First, the Troika misdiagnosed the situation as a liquidity problem while in fact Ireland and Greece faced a solvency problem (albeit of a different nature).

Then, they treated the problem of excessive leverage in the wrong way. The two major mistakes in Ireland were the conversion of private debt into public debt and the reliance on internal devaluation to deleverage. It is easy to see why both policies were wrong.

Ireland had a typical situation faced by a family with irresponsible children that took excessive debt to pay for gambling losses at the Casino (or in its case to speculate in real estate). An obvious option to erase gambling debts was to default on the casino loans (in the case of the Irish real estate bubble the British and German banks). They could be charged with allowing bets that the gambler could not pay. One alternative would be to demand a debt restructuring involving partial debt forgiveness and a longer repayment period, so that with the help of family and friends (i. e. grants by national and EU institutions in the case of Irish borrowers) they could repay the remaining debt without damaging the credit of his family. Another alternative would be to ask the casino to accept an IOU without a redemption date (in case of the British and German banks accept money printed by the ECB).

Yet, the casino owners decided instead to force the collection of their loans from the children’s parents (i.e.Irish government). To save its reputation the family promised to honor the debts by putting them in their business balance sheet (the state budget in the case of Ireland). However, the debts were so huge that they would necessarily cripple an otherwise successful business (economy). It is easy to see why.
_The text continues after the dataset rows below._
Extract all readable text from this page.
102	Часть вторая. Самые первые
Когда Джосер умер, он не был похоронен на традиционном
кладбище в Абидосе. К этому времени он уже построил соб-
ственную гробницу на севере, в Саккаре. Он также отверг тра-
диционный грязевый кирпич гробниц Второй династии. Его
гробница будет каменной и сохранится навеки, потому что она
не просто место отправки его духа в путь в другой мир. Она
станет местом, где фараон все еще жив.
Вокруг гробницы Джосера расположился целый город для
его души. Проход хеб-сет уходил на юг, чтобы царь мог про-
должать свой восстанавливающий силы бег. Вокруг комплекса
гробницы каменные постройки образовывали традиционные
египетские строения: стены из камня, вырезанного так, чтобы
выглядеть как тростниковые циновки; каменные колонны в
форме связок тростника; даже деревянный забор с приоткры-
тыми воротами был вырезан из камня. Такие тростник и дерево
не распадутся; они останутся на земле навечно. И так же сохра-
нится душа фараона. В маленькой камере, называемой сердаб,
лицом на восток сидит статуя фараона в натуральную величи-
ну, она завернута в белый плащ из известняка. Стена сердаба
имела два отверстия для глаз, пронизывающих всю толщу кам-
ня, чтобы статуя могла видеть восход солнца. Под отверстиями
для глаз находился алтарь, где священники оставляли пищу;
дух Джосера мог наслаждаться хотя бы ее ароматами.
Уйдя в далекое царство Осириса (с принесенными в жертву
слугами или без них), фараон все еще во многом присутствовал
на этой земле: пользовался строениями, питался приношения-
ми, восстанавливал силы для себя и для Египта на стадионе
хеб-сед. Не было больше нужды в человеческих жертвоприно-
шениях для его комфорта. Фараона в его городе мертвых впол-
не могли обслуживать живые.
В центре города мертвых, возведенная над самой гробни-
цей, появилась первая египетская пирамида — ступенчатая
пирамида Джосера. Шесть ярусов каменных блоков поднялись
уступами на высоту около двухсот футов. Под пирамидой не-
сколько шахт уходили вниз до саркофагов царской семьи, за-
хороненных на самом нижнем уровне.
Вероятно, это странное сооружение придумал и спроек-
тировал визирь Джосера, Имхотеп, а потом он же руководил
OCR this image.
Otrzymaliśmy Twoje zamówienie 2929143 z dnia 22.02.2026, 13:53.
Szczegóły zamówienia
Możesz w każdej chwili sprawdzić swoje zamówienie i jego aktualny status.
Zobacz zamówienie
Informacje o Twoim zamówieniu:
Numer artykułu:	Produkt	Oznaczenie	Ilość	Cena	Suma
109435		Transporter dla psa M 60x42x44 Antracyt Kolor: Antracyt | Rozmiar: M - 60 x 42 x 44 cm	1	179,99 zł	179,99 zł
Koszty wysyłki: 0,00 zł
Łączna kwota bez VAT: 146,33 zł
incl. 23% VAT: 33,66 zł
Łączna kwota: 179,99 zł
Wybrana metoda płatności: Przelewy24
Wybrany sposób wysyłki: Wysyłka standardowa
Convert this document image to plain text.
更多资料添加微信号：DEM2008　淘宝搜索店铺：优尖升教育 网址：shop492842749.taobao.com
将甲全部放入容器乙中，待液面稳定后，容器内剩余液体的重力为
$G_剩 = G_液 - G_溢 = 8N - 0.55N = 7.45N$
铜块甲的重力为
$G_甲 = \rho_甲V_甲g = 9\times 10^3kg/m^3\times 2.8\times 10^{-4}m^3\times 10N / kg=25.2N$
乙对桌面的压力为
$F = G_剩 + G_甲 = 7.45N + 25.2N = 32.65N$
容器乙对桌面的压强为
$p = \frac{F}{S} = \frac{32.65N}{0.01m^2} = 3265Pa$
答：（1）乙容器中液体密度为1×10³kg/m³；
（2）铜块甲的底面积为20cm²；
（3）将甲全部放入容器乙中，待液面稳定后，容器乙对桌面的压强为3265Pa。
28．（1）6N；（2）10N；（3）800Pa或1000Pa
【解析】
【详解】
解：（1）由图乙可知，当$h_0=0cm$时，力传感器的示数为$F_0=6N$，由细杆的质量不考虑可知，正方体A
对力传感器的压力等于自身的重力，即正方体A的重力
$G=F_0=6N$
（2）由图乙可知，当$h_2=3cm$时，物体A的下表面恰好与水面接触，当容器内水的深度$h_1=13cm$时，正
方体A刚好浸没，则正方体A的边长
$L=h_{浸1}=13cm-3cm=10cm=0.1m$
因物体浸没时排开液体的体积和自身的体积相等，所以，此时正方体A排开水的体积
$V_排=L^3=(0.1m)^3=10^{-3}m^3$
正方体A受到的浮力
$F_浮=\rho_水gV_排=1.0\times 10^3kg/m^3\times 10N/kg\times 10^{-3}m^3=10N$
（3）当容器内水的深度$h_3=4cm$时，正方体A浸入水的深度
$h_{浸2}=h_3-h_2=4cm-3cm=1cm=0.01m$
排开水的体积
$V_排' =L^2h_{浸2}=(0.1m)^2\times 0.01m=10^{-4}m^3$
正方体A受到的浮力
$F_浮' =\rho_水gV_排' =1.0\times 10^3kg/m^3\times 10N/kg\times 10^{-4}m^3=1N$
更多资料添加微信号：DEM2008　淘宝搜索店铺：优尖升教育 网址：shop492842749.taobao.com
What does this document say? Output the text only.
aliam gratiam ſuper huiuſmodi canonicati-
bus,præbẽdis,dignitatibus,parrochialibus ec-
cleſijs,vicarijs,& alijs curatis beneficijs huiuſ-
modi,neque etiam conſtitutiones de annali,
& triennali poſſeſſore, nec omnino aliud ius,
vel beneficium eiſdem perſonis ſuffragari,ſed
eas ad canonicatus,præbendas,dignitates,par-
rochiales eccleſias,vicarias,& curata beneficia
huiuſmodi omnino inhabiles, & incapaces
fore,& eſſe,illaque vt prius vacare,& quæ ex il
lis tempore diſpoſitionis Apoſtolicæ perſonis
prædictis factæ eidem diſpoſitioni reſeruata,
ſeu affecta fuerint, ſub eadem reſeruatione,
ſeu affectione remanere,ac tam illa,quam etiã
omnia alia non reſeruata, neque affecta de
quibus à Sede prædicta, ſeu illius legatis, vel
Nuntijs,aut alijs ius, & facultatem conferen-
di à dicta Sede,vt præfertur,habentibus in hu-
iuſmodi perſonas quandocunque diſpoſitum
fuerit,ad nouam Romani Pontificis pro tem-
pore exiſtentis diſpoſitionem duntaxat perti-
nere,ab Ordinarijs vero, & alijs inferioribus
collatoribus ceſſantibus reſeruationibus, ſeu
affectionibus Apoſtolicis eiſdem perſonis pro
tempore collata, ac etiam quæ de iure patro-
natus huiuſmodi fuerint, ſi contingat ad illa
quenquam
First, such an increase in leverage would bar the firm from market financing. Second, it would be forced to halt all modernization and maintenance investments. Finally, it would force the family to downsize by selling some of the best assets. Combining these three measures would inevitably lead to a lower competitiveness, declining productivity and a depressed local economy. As expected, in the last four years, investment in Ireland more than halved in real terms, while domestic demand declined by about one third.

However, the recourse to internal devaluation only made things worse. Imagine that the clientele of the parents business was mostly local (i.e. produced non-tradable goods in economists’ parlance). Therefore, cutting the wage of their workers would reduce its sales proportionally and reduce further the firms’ debt capacity.

Moreover, reducing nominal contracts in the labor market without a concomitant reduction in credit markets would inevitably lead to an increase in non-performing loans (which in 2011 indeed rose from 12% to 20%).

It is obvious that the policy of switching the debt burden from the private to the public sector only made things worse in Ireland. What we said about Greece applies equally to Ireland. It has only three options: a) to force a significant hair-cut on its bond-holders, b) to receive a major grant from other EU countries, or c) a mix of both. None of these is a pleasant solution but there is no other way out.